El absurdo de lxs existencialistas tiene algo de la dignidad insumisa de un verdadero síntoma, aunque es difícil no sentirse unx farsante cuando la perfo del “pibe Camus” entra en escena. Cuando leo La náusea me duelen un poco los brazos. Un poco, no mucho. Es mayor la gracia que me causa estar leyéndolo. En el fondo creo que mis rodillas tiemblan porque todavía me calienta. Y si bien atrae su pose de niño perdido, aburre notar que Sartre tiene una teoría bastante insulsa sobre qué significa aprender a vivir. Me excita su entusiasmo depresivo, su ansiedad revestida de apatía retorcida. Siento un placer maníaco con este texto, propio de quien goza, sufre y se alegra por su adicción a las contradicciones.
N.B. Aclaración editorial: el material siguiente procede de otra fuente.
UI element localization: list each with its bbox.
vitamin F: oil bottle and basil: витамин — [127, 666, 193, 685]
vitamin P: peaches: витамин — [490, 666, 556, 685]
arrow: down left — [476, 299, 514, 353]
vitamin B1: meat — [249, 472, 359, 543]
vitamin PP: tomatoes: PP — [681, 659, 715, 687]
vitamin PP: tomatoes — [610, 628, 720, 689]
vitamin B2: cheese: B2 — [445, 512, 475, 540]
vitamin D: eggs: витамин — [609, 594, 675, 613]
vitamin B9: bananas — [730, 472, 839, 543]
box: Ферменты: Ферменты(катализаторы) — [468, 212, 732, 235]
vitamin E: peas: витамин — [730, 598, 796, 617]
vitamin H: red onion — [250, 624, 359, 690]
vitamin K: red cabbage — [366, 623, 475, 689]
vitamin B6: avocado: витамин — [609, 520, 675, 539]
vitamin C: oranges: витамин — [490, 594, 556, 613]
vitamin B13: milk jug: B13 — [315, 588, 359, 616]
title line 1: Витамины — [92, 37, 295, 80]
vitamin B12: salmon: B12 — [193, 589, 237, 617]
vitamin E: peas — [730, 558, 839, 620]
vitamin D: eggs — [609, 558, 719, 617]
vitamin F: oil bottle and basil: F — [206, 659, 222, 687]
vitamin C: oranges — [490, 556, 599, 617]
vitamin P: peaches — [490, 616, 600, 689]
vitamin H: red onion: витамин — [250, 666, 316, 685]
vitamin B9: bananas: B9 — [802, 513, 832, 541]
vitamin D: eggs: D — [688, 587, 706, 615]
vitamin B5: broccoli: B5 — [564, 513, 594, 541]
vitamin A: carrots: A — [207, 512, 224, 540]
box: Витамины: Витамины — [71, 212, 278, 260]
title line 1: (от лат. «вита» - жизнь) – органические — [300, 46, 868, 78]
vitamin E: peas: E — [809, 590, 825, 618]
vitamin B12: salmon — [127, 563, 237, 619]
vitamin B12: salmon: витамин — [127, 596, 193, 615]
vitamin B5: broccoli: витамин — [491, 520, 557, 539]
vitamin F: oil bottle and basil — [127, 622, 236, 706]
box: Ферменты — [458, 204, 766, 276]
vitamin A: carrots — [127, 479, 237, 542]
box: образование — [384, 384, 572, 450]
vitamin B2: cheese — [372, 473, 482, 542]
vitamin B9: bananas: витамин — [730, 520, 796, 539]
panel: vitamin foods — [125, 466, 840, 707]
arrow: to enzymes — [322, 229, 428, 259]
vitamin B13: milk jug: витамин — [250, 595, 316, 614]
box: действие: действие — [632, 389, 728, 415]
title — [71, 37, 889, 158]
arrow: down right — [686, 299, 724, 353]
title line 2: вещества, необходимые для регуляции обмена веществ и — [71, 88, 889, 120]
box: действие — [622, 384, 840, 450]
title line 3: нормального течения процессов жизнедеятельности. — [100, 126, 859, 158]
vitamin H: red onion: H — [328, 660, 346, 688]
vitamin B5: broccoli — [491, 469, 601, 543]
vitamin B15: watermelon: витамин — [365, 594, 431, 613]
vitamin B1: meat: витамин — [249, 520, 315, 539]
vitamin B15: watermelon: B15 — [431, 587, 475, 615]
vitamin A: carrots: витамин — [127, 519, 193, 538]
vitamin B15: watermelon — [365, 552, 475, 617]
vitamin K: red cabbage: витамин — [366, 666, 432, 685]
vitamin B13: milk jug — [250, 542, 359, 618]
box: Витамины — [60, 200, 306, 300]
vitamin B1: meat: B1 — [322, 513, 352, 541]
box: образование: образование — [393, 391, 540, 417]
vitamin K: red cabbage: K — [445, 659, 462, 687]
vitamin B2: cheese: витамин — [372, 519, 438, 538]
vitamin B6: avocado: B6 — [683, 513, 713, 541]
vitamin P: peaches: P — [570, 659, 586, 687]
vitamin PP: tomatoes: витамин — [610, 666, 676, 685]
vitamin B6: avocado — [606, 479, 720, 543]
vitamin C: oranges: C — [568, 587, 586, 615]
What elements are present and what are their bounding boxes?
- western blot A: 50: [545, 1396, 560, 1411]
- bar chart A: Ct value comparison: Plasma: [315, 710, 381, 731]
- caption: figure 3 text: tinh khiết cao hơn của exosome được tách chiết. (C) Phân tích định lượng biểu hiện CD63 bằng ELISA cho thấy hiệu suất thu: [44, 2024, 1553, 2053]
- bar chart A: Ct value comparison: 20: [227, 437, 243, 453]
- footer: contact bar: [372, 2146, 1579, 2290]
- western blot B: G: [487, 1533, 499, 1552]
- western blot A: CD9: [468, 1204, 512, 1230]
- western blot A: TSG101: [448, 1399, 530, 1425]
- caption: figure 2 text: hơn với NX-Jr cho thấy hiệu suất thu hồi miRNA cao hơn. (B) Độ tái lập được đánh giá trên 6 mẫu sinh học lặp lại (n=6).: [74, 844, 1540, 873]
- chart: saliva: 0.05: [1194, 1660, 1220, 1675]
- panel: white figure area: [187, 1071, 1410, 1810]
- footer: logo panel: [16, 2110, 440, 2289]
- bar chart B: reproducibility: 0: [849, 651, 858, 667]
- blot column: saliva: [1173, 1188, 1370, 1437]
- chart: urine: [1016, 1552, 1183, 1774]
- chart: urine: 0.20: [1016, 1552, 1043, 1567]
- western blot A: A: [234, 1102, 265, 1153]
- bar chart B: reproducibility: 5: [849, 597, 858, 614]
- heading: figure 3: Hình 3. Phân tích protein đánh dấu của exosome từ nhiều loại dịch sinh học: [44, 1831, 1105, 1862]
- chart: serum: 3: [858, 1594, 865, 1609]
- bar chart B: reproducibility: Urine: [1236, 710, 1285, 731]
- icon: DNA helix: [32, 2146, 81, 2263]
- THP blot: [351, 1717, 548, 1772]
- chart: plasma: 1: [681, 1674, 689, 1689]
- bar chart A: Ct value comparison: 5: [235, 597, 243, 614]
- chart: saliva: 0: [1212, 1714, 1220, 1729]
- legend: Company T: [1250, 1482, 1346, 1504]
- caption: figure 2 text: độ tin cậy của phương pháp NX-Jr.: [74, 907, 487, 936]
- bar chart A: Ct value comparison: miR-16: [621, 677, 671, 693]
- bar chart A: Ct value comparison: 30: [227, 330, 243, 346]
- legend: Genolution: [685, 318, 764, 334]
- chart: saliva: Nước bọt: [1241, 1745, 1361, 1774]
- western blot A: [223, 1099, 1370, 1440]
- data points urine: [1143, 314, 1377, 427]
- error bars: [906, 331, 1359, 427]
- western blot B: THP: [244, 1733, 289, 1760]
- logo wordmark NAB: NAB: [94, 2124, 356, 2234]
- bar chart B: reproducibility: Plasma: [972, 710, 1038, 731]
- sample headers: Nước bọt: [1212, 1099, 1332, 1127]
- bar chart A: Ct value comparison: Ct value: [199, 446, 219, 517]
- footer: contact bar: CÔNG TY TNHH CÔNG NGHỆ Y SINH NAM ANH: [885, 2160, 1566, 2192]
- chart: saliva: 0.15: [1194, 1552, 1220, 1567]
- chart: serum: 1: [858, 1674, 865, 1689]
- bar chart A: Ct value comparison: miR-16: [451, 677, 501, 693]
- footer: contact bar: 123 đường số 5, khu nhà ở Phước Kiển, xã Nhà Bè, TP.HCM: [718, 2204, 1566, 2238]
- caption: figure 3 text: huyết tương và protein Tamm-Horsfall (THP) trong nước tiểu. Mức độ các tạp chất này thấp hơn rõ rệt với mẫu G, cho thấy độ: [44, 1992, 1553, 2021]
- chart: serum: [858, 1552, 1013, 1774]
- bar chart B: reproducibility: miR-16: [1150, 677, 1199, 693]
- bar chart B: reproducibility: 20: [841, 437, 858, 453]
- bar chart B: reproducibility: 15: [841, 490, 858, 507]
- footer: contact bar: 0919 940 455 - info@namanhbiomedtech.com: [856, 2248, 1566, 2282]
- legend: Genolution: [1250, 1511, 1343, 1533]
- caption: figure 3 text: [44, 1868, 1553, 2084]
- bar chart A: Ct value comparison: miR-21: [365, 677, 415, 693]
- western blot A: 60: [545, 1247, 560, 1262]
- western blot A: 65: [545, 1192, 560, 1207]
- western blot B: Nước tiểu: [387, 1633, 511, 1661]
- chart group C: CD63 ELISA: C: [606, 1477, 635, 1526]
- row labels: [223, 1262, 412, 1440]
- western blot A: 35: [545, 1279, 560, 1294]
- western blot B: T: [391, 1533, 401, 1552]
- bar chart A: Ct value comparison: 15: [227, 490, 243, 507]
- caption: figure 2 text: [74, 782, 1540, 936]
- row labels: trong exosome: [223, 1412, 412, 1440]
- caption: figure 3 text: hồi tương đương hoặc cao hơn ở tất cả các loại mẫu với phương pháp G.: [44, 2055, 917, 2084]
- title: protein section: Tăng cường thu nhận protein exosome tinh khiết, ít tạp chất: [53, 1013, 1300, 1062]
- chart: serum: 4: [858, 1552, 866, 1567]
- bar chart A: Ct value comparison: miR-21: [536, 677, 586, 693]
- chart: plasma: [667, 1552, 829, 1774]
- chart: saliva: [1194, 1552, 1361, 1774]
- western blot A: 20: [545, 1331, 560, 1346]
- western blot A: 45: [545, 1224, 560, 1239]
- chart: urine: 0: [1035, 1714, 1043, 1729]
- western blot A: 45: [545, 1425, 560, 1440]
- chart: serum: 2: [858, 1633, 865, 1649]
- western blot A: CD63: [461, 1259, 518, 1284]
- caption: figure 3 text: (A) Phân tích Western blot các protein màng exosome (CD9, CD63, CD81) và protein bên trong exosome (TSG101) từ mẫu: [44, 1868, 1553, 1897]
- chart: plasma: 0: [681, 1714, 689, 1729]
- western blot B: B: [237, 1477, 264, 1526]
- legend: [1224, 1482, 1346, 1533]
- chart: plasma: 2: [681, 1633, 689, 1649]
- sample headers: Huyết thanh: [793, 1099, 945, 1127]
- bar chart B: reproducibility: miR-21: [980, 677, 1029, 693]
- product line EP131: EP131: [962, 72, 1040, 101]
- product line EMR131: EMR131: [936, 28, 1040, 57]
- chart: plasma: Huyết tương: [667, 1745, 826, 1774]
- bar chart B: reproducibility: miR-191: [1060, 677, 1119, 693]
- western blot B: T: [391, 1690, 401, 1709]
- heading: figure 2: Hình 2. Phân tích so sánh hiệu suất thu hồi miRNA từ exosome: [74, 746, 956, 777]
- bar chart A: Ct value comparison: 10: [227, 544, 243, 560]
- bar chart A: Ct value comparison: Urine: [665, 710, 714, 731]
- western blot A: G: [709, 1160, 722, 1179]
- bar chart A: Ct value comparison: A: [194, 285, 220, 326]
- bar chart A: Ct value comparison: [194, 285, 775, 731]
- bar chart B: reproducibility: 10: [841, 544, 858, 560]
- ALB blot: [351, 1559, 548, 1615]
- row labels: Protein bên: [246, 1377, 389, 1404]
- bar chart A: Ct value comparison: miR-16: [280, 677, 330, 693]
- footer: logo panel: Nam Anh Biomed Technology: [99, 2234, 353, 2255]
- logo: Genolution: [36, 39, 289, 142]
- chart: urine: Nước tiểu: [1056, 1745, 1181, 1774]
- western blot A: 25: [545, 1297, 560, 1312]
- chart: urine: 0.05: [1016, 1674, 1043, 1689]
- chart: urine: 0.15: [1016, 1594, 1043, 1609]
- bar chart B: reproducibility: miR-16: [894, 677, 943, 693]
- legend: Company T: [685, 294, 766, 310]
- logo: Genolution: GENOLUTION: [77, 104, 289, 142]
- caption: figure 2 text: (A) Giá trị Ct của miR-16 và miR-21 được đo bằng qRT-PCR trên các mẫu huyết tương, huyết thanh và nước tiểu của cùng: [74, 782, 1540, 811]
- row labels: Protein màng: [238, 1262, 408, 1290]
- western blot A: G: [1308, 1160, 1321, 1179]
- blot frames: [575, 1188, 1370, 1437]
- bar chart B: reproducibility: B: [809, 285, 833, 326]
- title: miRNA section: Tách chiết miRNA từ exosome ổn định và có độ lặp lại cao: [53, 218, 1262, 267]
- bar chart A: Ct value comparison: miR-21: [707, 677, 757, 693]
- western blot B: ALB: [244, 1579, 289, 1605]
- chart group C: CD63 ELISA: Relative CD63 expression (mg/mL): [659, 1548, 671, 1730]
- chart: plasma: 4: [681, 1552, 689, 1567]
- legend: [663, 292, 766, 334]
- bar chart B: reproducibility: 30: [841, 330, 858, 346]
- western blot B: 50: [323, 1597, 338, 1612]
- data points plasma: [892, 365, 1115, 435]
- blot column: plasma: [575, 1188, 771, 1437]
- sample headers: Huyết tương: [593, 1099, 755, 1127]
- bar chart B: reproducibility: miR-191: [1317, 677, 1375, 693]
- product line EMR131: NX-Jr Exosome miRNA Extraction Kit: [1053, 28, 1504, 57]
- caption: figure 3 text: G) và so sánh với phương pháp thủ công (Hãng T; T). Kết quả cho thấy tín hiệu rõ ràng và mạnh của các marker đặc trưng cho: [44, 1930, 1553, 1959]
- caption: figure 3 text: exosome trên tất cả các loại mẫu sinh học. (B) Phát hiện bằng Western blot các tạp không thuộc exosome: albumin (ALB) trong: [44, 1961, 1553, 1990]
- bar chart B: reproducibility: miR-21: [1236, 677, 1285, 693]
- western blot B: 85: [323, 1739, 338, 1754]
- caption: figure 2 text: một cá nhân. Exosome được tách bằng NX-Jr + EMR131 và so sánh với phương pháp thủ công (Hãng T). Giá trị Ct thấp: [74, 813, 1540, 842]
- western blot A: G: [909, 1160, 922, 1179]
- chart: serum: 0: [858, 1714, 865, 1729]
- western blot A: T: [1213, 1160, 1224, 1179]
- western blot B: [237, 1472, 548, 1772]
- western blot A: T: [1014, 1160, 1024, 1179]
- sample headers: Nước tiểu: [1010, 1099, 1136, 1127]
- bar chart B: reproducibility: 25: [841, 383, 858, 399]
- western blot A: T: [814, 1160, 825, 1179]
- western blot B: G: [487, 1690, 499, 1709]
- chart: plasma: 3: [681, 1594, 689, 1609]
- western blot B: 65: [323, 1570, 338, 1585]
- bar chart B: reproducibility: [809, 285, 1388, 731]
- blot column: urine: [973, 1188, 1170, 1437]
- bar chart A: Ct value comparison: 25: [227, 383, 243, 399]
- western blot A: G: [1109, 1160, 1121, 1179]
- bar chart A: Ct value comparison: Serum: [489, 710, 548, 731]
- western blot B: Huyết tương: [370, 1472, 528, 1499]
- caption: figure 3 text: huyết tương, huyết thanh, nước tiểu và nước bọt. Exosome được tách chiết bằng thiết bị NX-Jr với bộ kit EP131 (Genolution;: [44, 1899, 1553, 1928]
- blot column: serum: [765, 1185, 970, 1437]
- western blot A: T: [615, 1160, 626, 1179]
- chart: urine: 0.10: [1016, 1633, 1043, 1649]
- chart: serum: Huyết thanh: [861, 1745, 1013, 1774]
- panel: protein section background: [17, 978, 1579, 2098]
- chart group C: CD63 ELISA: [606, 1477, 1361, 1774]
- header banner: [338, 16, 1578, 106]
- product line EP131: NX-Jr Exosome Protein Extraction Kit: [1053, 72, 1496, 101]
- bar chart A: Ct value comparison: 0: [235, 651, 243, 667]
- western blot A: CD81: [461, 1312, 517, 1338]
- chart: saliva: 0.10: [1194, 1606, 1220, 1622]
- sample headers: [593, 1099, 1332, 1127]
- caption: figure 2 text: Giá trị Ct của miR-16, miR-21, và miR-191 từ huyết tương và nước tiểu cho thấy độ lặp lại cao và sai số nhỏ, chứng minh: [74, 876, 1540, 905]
Sara Ahmed dice que hay libros compañeros que contienen un kit existencial en su interior, donde el espesor sensible del texto se dirime en aquello que quien lee debe reinventar de sí mismo a partir de la mediación de lxs otrxs. Vinciane Despret afirma que a través del saber de lxs otrxs podemos pensarnos a nosotrxs mismxs. Hay libros, imágenes o sonidos que funcionan como herramientas de hechicería para reencantar nuestros mundos. Gilles Deleuze decía que en los libros habitan moléculas apasionadas que afectan nuestros modos de desconocernos y abren nuevas zonas para transformarnos. Y asusta sentir eso. Es ambivalente e insoportable, como todo amor, como todo odio.
Quema estar tan cerca de la materia de nuestras pasiones. Existe un riesgo en el erotismo de los libros amados, en la medida en que leer es movilizar afectos, roturar un cuerpo, resucitar ideas sepultadas en un papel, como decía León Rozitchner. Leemos para descubrir en lx otrx y en nosotrxs mismxs, unas fuerzas de desplazamiento, unas energías diabólicas, oníricas, siniestras: placeres desconocidos, demonios por conocer.
Como toda lectura es autobiográfica, antes de volver a La náusea ya sabía que adoraba el final. Disfruto que me consuma en un desamparo estremecedor y medio ridículo: la noche, mañana lloverá en Bouville, una negra que canta, la madera húmeda, esa canción en inglés que nunca entendí. Hoy, el final me da paja. Es demasiado épico como para ser doloroso. Me asombra que no recordaba nada del principio, ni una línea, ni una atmósfera, ni un nombre, exceptuando la palabra ausente del segundo párrafo.
Extrañaba ese vacío, ese exceso de sustracción. ¡Qué identificación más anoréxica! Pero hagan la experiencia, es imposible no encandilarse con la locura del comienzo, con ese deseo de seducción, irresistible y presuntuoso. Tiene un ritmo entrecortado imbancable, tanto que dan ganas de llorar, abrazar y reírse del tarado de Sartre. Me encanta:
Lo mejor sería escribir los acontecimientos cotidianamente. Llevar un diario para comprenderlos. No dejar escapar los matices, los hechos menudos, aunque parezcan fruslerías, y sobre todo clasificarlos. Es preciso decir cómo veo esta mesa, la calle, la gente, mi paquete de tabaco, ya que es esto lo que ha cambiado. Es preciso determinar exactamente el alcance y la naturaleza de este cambio.